Расширенный Фенотип: длинная рука гена
Шрифт:
Такая проблема никогда бы не возникла и ни к какому искусственному методу «условной диплоидности» прибегать бы не потребовалось, если бы мы все это время рассуждали об эгоистичных генах, максимизирующих свою выживаемость, а не об эгоистичных организмах, максимизирующих свою совокупную приспособленность. Давайте представим себе «умный ген», сидящий в теле самца перепончатокрылого насекомого и «замышляющий» акт альтруизма по отношению к дочери. Он знает доподлинно, что в теле дочери имеется его копия. Ему «нет дела» до того, что ее геном содержит в два раза больше генов, чем тот мужской геном, в котором он сам сейчас находится. Он пренебрегает той, другой половиной ее генома, зная наверняка, что когда эта дочь принесет потомство — подарит внуков своему отцу, он, умный ген, с вероятностью 50 процентов попадает в каждого из этих внуков. Для умного гена, находящегося в гаплоидном самце, внук ценен так же, как ценен обычный детеныш в нормальной диплоидной генетической системе. Соответственно, дочь представляет для него ценность вдвое большую, чем представляла бы при обычном, диплоидном определении пола. С точки зрения умного гена коэффициент родства между отцом и дочерью действительно в данном случае
Взглянем теперь на это родство с обратной стороны. В том, что касается родственной связи между самкой и ее отцом у перепончатокрылых, умный ген согласится с первоначальным ответом Гамильтона, равным 1/2. Ген сидит в самке и замышляет акт альтруизма по отношению к отцу этой самки. Он знает, что мог с равной вероятностью попасть в эту самку как от ее отца, так и от матери. Следовательно, с его точки зрения коэффициент родства между телом, в котором он в настоящий момент пребывает, и телом любого из родителей этого тела равен 1/2.

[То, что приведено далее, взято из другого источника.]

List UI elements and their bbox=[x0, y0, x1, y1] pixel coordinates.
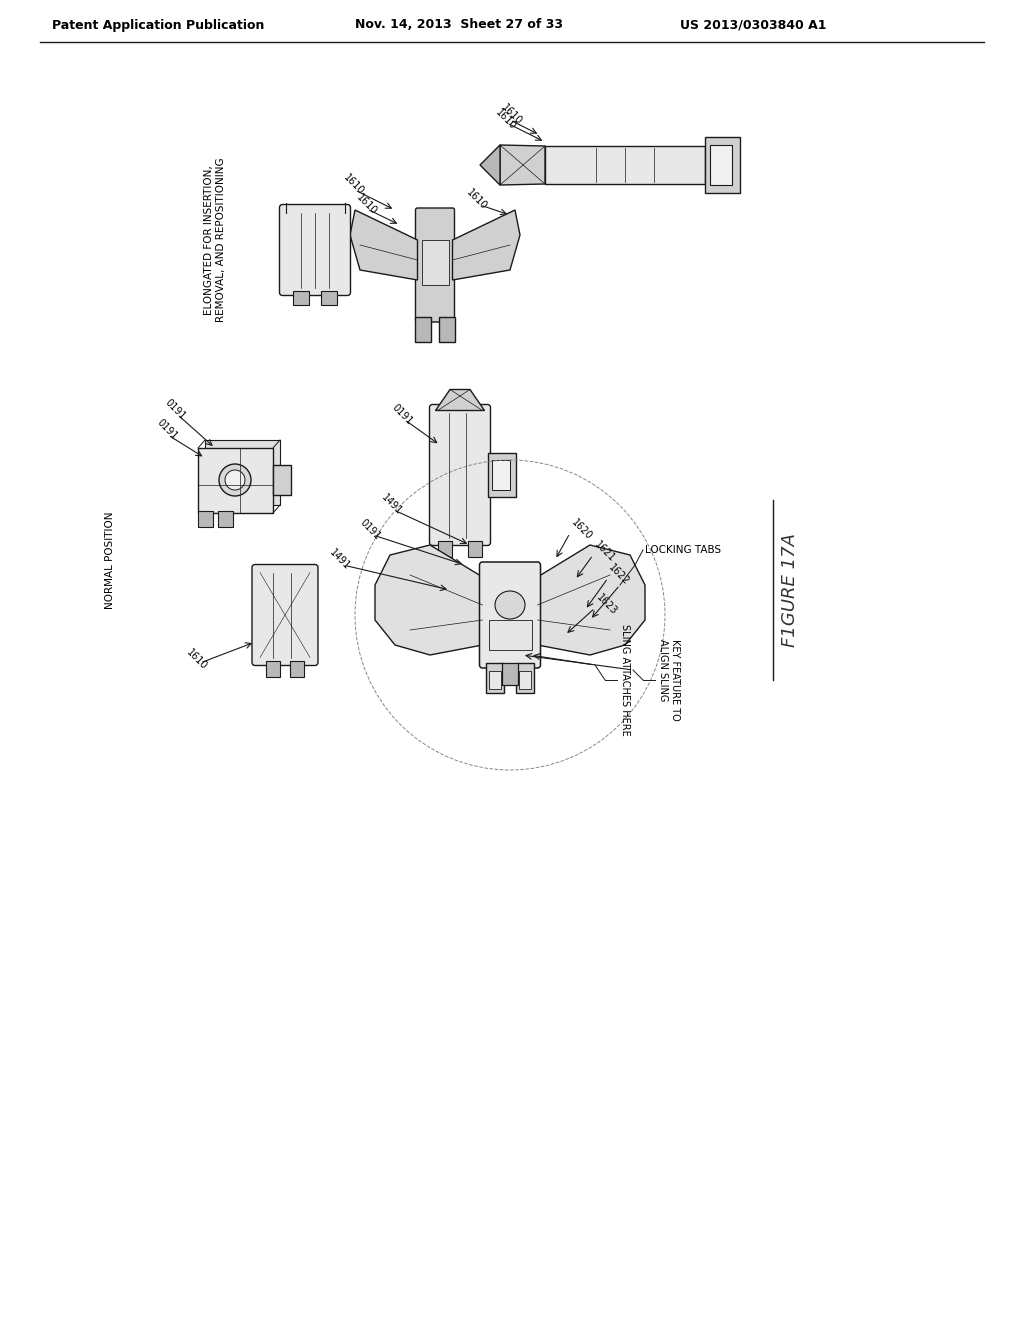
Text: 1610: 1610 bbox=[494, 108, 518, 132]
Text: 1622: 1622 bbox=[607, 562, 632, 587]
FancyBboxPatch shape bbox=[280, 205, 350, 296]
Polygon shape bbox=[350, 210, 418, 280]
Text: LOCKING TABS: LOCKING TABS bbox=[645, 545, 721, 554]
Polygon shape bbox=[435, 389, 484, 411]
Bar bbox=[321, 290, 337, 305]
Text: F1GURE 17A: F1GURE 17A bbox=[781, 533, 799, 647]
Bar bbox=[266, 660, 280, 676]
Bar bbox=[489, 671, 501, 689]
Bar bbox=[415, 317, 431, 342]
Text: 1491: 1491 bbox=[380, 492, 404, 517]
Bar bbox=[502, 663, 518, 685]
Bar bbox=[492, 459, 510, 490]
Text: 1610: 1610 bbox=[465, 187, 489, 213]
Bar bbox=[710, 145, 732, 185]
FancyBboxPatch shape bbox=[416, 209, 455, 322]
Text: Nov. 14, 2013  Sheet 27 of 33: Nov. 14, 2013 Sheet 27 of 33 bbox=[355, 18, 563, 32]
Bar bbox=[488, 620, 531, 649]
Text: 1610: 1610 bbox=[500, 103, 524, 127]
Text: ELONGATED FOR INSERTION,
REMOVAL, AND REPOSITIONING: ELONGATED FOR INSERTION, REMOVAL, AND RE… bbox=[204, 157, 226, 322]
Polygon shape bbox=[375, 545, 482, 655]
Polygon shape bbox=[453, 210, 520, 280]
Text: US 2013/0303840 A1: US 2013/0303840 A1 bbox=[680, 18, 826, 32]
Bar bbox=[293, 290, 309, 305]
Bar bbox=[519, 671, 531, 689]
Bar bbox=[439, 317, 455, 342]
Text: 1491: 1491 bbox=[328, 548, 352, 572]
Text: 1610: 1610 bbox=[342, 173, 367, 197]
Bar bbox=[545, 147, 705, 183]
Text: 1621: 1621 bbox=[593, 540, 617, 564]
Bar bbox=[438, 540, 452, 557]
Polygon shape bbox=[480, 145, 500, 185]
Text: 0191: 0191 bbox=[155, 418, 179, 442]
Bar bbox=[705, 137, 740, 193]
Text: 1610: 1610 bbox=[185, 648, 209, 672]
Text: 0191: 0191 bbox=[390, 403, 415, 428]
Bar bbox=[198, 447, 273, 513]
Text: 0191: 0191 bbox=[358, 517, 382, 543]
FancyBboxPatch shape bbox=[429, 404, 490, 545]
Bar bbox=[218, 511, 233, 527]
Bar bbox=[290, 660, 304, 676]
Text: NORMAL POSITION: NORMAL POSITION bbox=[105, 511, 115, 609]
Ellipse shape bbox=[495, 591, 525, 619]
Bar bbox=[422, 240, 449, 285]
Text: KEY FEATURE TO
ALIGN SLING: KEY FEATURE TO ALIGN SLING bbox=[658, 639, 680, 721]
Ellipse shape bbox=[225, 470, 245, 490]
Text: 1620: 1620 bbox=[570, 517, 595, 543]
FancyBboxPatch shape bbox=[479, 562, 541, 668]
Polygon shape bbox=[538, 545, 645, 655]
Bar bbox=[468, 540, 482, 557]
Polygon shape bbox=[500, 145, 545, 185]
Bar bbox=[273, 465, 291, 495]
Text: 1623: 1623 bbox=[595, 593, 620, 618]
Bar bbox=[205, 440, 280, 506]
Bar bbox=[198, 511, 213, 527]
Bar bbox=[486, 663, 504, 693]
Text: SLING ATTACHES HERE: SLING ATTACHES HERE bbox=[620, 624, 630, 735]
Text: 1610: 1610 bbox=[355, 193, 380, 218]
Bar bbox=[516, 663, 534, 693]
Text: 0191: 0191 bbox=[163, 397, 187, 422]
Text: Patent Application Publication: Patent Application Publication bbox=[52, 18, 264, 32]
Bar bbox=[487, 453, 515, 498]
Ellipse shape bbox=[219, 465, 251, 496]
FancyBboxPatch shape bbox=[252, 565, 318, 665]
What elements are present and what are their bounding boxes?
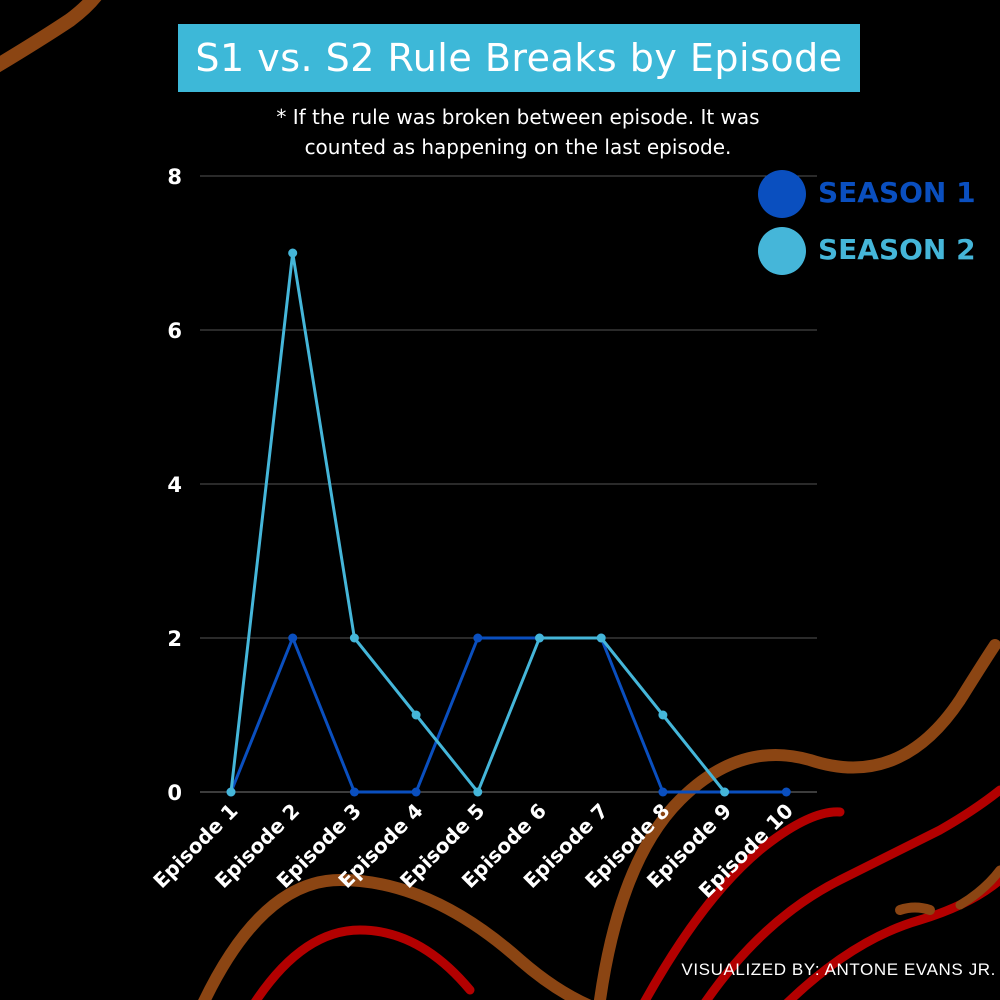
chart-title-box: S1 vs. S2 Rule Breaks by Episode [178,24,860,92]
data-point-season-1 [288,633,298,643]
credit-text: VISUALIZED BY: ANTONE EVANS JR. [681,960,996,979]
season-2-legend-dot [758,227,806,275]
season-1-legend-dot [758,170,806,218]
data-point-season-1 [781,787,791,797]
subtitle-line-2: counted as happening on the last episode… [304,135,732,159]
subtitle-line-1: * If the rule was broken between episode… [276,105,760,129]
data-point-season-1 [473,633,483,643]
data-point-season-2 [288,248,298,258]
data-point-season-1 [349,787,359,797]
y-tick-label: 8 [167,165,182,189]
y-tick-label: 0 [167,781,182,805]
data-point-season-1 [658,787,668,797]
season-1-legend-label: SEASON 1 [818,176,976,209]
data-point-season-2 [473,787,483,797]
legend-item-season-1: SEASON 1 [758,170,998,220]
season-2-legend-label: SEASON 2 [818,233,976,266]
data-point-season-2 [658,710,668,720]
y-tick-label: 4 [167,473,182,497]
series-line-season-1 [229,636,787,794]
data-point-season-2 [596,633,606,643]
data-point-season-2 [349,633,359,643]
data-point-season-1 [411,787,421,797]
data-point-season-2 [720,787,730,797]
data-point-season-2 [226,787,236,797]
series-line-season-2 [229,251,726,794]
chart-subtitle: * If the rule was broken between episode… [200,102,836,162]
legend-item-season-2: SEASON 2 [758,227,998,277]
y-tick-label: 6 [167,319,182,343]
data-point-season-2 [411,710,421,720]
data-point-season-2 [535,633,544,643]
y-tick-label: 2 [167,627,182,651]
chart-title: S1 vs. S2 Rule Breaks by Episode [195,36,843,80]
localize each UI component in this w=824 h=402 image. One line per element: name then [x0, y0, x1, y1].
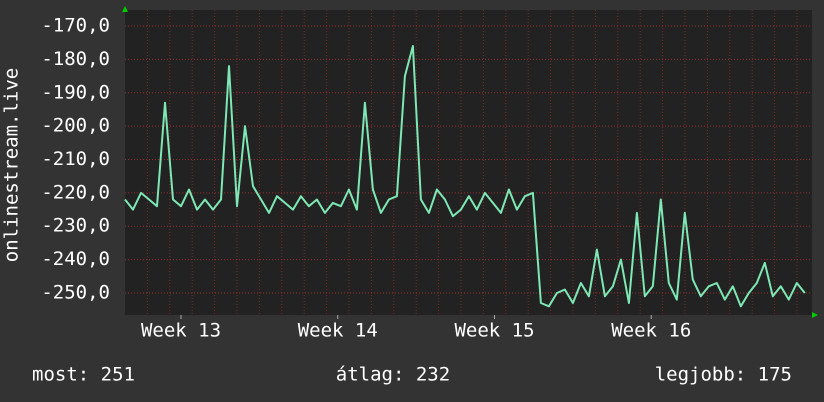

Аналогичные рассуждения выявят подобную же асимметричность и в отношениях братьев с сестрами. Ген, находящийся в самке, будет содержаться в ее сестре с вероятностью 3/4, а в брате — с вероятностью 1/4. А вот ген, который находится в самце, оценит вероятность нахождения своей копии в сестре этого самца в 1/2, а не в 1/4, как это изначально следовало из гамильтоновского метода «фиктивных генов» или «условной диплоидности».
Думаю, можно согласиться с тем, что если бы Гамильтон при вычислении этих коэффициентов родства, вместо того чтобы рассуждать об индивидуумах, как о максимизирующих что-то факторах, воспользовался своим же мысленным экспериментом с «умным геном», он пришел бы к верному ответу с первого раза. Если бы это были простые ошибки в вычислениях, то обсуждать их после того, как на них указал сам автор, было бы явной придиркой. Но эти ошибки коренились не в неправильных расчетах, в их основе лежало чрезвычайно поучительное концептуальное заблуждение. То же самое касается и упомянутых выше «Недопониманий родственного отбора».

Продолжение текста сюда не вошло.